Test gene ontology (GO) term enrichment while accounting for the topology of the GO graph.

if (!any(rownames(installed.packages()) == "topGO")){
  BiocManager::install("topGO")
}
library(topGO)

remotes

Some packages (or versions of packages) cannot be installed through Bioconductor. The remotes package contains tools for installing packages from a number of repositories, including GitHub.

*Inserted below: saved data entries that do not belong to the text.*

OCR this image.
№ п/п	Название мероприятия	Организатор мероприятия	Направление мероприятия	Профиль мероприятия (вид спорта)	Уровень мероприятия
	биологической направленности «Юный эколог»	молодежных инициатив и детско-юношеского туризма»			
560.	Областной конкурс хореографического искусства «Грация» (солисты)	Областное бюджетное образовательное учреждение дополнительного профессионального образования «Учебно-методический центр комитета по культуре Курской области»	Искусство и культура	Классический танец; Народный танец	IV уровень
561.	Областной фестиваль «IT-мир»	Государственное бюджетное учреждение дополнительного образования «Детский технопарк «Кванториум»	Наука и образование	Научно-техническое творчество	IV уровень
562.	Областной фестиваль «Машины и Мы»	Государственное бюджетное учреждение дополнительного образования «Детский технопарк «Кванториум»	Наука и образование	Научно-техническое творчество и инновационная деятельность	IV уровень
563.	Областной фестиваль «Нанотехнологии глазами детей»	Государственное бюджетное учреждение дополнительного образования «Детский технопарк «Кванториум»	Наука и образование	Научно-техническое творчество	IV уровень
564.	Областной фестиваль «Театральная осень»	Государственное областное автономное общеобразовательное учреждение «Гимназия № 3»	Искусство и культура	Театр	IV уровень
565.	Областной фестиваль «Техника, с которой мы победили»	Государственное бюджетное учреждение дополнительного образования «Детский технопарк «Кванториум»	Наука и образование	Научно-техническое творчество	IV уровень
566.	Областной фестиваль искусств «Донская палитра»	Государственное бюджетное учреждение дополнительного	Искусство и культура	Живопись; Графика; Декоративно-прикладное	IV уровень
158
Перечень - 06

if (!any(rownames(installed.packages()) == "remotes")){
  utils::install.packages("remotes")
}
library(remotes)

ape

Analysis of Phylogenetics and Evolution (ape) is used to generate and manipulate phylogenetic trees. In this workshop, we will be using ape to investigate the relationships between clusters.

if (!any(rownames(installed.packages()) == "ape")){
  utils::install.packages("ape")
}
library(ape)

DoubletFinder

DoubletFinder detects multiplets within single cell or nucleus data.

if (!any(rownames(installed.packages()) == "DoubletFinder")){
  remotes::install_github('chris-mcginnis-ucsf/DoubletFinder')
}
library(DoubletFinder)

openxlsx

The openxlsx package is a suite of tools for reading and writing .xlsx files.

if (!any(rownames(installed.packages()) == "openxlsx")){
  BiocManager::install("openxlsx")
}
library(openxlsx)

HGNChelper

Both R and Excel can introduce changes to gene symbols. HGNChelper can correct gene symbols that have been altered, and convert gene symbols to valid R names.

if (!any(rownames(installed.packages()) == "HGNChelper")){
  BiocManager::install("HGNChelper")
}
library(HGNChelper)

Verfiy installation

Finally, we can get the session info to ensure that all of the packages were installed and loaded correctly.

sessionInfo()

Download materials and prepare for the next section

In the R console run the following command to download part 1 of data analysis.

Markdown template document

download.file("https://raw.githubusercontent.com/ucdavis-bioinformatics-training/2023-December-Single-Cell-RNA-Seq-Analysis/main/data_analysis/01-create_object.Rmd", "01-create_object.Rmd")

Expression matrix

In Rstudio, navigate to the terminal tab (next to the console). This gives you access to a bash terminal. Run the following code, remember to change username to your own username for tadpole:


scp username@tadpole.genomecenter.ucdavis.edu:/share/workshop/scRNA_workshop/cellranger_outs/expression_data_cellranger.zip ./
unzip expression_data_cellranger.zip

Some Windows users may need to use Filezilla/WinSCP to download the file instead.

When the download and extraction are complete, you should see three folders: A001-C-007, A001-C-104 and B001-A-301. Make sure the “01-create_object.Rmd” file is in the same location.